# Silverking tricycle



## ratrodz (Dec 22, 2017)

I have always wanted one of these and they have always seemed to get away or just been bad timing for me! Recently this posted on the cabe, so... as always my curiosity got me and I sent a pm. @spoker gave me the nod to get it and the lead! This bike sat on the mpls Craigslist and unfortunately for me, I live in New Mexico.
So I started hitting up my friends up there to see if someone could pick it up and sure enough my buddy jumped in his truck to drive through the snow to grab it! I couldn't believe it,  but know I'm the proud owner of this lil project trike! Big shout out for the tip from @spoker  I am very great full!!!


----------



## spoker (Dec 22, 2017)

looks like it made it without damage,some awesome potential their,glad i was able to hook u up with it


----------



## island schwinn (Dec 22, 2017)

you'll look cute riding that around.LOL.
congrats on the find.


----------



## ZE52414 (Dec 22, 2017)

I say you bolt it to a sled.
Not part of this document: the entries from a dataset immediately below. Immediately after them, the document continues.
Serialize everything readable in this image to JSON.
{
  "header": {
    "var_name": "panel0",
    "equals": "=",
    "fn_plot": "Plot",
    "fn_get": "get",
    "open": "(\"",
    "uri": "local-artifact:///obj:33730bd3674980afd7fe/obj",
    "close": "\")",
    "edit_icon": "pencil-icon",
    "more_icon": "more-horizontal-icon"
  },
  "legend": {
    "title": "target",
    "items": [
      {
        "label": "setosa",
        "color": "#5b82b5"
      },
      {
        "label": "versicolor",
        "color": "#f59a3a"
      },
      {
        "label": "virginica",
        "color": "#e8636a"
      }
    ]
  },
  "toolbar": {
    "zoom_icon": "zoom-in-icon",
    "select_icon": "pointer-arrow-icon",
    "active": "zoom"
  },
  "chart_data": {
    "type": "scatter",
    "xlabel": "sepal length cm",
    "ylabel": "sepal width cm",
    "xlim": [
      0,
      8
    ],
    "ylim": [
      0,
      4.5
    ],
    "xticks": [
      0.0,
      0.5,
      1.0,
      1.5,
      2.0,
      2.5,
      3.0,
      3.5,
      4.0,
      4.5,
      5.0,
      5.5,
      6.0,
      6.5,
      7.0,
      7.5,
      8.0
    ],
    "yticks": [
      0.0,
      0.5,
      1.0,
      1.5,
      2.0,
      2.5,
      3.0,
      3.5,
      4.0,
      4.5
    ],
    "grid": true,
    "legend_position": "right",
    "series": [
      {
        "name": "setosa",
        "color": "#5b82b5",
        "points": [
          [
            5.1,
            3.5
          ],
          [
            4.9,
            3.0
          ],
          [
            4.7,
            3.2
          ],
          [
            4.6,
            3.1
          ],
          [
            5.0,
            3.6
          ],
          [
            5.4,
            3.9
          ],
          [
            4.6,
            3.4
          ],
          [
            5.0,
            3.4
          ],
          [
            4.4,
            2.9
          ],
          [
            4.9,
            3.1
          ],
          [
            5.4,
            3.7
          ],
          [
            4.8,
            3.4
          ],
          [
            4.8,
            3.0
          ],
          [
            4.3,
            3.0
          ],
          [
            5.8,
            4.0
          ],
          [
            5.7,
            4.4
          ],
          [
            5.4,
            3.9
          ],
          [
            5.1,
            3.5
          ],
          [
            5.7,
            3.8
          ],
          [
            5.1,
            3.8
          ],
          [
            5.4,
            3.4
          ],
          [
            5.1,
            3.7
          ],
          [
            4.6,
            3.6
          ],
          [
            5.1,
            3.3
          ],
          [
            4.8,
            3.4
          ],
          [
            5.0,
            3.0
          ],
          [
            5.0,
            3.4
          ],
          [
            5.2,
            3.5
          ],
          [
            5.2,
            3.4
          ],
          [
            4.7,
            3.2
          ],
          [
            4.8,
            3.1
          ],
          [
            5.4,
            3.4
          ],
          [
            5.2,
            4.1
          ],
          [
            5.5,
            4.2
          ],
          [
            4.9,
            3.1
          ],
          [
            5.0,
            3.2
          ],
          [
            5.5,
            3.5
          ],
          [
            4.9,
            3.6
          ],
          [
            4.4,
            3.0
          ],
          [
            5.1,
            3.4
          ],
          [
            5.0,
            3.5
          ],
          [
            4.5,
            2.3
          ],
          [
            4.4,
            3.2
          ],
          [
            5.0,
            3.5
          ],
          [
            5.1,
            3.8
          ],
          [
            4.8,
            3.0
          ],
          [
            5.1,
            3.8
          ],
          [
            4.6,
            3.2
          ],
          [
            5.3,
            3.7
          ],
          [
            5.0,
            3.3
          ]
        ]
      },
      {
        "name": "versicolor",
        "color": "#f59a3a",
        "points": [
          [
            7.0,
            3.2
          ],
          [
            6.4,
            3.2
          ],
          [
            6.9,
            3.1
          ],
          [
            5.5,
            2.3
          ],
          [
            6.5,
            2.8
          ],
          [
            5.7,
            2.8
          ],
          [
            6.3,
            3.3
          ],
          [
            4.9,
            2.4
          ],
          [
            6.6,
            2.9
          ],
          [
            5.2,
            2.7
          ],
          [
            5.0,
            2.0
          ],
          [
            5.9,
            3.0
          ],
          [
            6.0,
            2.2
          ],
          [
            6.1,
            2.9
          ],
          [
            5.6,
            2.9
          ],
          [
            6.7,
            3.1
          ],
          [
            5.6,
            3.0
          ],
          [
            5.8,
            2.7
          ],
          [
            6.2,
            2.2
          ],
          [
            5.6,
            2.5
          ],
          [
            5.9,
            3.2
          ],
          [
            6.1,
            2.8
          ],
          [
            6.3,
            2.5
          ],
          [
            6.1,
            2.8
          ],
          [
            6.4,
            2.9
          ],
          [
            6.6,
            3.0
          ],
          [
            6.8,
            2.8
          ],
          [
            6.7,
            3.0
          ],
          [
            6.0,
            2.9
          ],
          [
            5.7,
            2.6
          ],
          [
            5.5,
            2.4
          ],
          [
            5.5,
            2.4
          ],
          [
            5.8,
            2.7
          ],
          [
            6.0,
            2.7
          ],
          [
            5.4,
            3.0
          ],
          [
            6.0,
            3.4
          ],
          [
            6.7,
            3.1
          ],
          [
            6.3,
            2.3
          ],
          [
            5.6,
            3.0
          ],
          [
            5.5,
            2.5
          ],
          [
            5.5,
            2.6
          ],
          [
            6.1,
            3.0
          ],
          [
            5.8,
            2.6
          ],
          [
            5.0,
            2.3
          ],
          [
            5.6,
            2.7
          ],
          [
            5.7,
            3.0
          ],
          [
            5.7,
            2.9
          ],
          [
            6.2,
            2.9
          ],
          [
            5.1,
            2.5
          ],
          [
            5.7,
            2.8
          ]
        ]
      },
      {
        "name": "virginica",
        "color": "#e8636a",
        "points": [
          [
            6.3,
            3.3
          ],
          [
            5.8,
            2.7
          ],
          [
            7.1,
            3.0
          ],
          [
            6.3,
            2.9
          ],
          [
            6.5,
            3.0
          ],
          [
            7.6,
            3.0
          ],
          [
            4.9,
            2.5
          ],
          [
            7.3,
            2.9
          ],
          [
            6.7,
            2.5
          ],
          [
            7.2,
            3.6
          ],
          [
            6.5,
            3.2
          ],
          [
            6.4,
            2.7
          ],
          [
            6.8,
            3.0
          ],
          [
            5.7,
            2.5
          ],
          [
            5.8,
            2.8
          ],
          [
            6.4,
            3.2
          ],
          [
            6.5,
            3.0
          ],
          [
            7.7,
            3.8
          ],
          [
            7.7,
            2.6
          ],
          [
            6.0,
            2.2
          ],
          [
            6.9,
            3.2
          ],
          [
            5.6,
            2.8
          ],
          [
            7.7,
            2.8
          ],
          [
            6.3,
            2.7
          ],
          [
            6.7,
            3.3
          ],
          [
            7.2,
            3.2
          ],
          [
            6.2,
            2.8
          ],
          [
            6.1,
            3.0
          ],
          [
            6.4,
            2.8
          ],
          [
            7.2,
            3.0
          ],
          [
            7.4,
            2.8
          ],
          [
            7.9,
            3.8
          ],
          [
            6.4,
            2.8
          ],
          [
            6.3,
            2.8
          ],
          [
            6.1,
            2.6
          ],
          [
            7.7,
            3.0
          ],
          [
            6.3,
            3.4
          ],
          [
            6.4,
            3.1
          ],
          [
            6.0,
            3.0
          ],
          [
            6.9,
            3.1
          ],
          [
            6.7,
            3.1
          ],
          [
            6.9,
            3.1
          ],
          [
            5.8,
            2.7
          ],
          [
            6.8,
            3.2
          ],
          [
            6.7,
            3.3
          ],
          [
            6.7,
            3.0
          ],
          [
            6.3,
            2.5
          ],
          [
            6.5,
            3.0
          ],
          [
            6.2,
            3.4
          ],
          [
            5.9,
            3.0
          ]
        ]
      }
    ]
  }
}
And go find a really big hill!


----------



## spoker (Dec 22, 2017)

disc wheels and a custom seat


----------



## silverking surfer (Jan 5, 2018)

awesome score aaron


----------



## Freqman1 (Jan 6, 2018)

I hope  you have good luck scoring the parts you need because this is one of the coolest tricycles out there. V/r Shawn


----------



## kreika (Jan 6, 2018)

Soon to look like this.....


----------



## mack0327 (May 10, 2018)

Let me know if you ever decide you want to sell it!


----------



## Kickstand3 (Nov 22, 2022)

Just a cool ad no Tricycle


----------



## bicyclebuff (Dec 29, 2022)

What do those sell for in done condition?


----------



## 49autocycledeluxe (Dec 29, 2022)

that's the coolest tricycle ever. 🙂


----------



## Freqman1 (Dec 29, 2022)

bicyclebuff said:


> What do those sell for in done condition?



$$$$


----------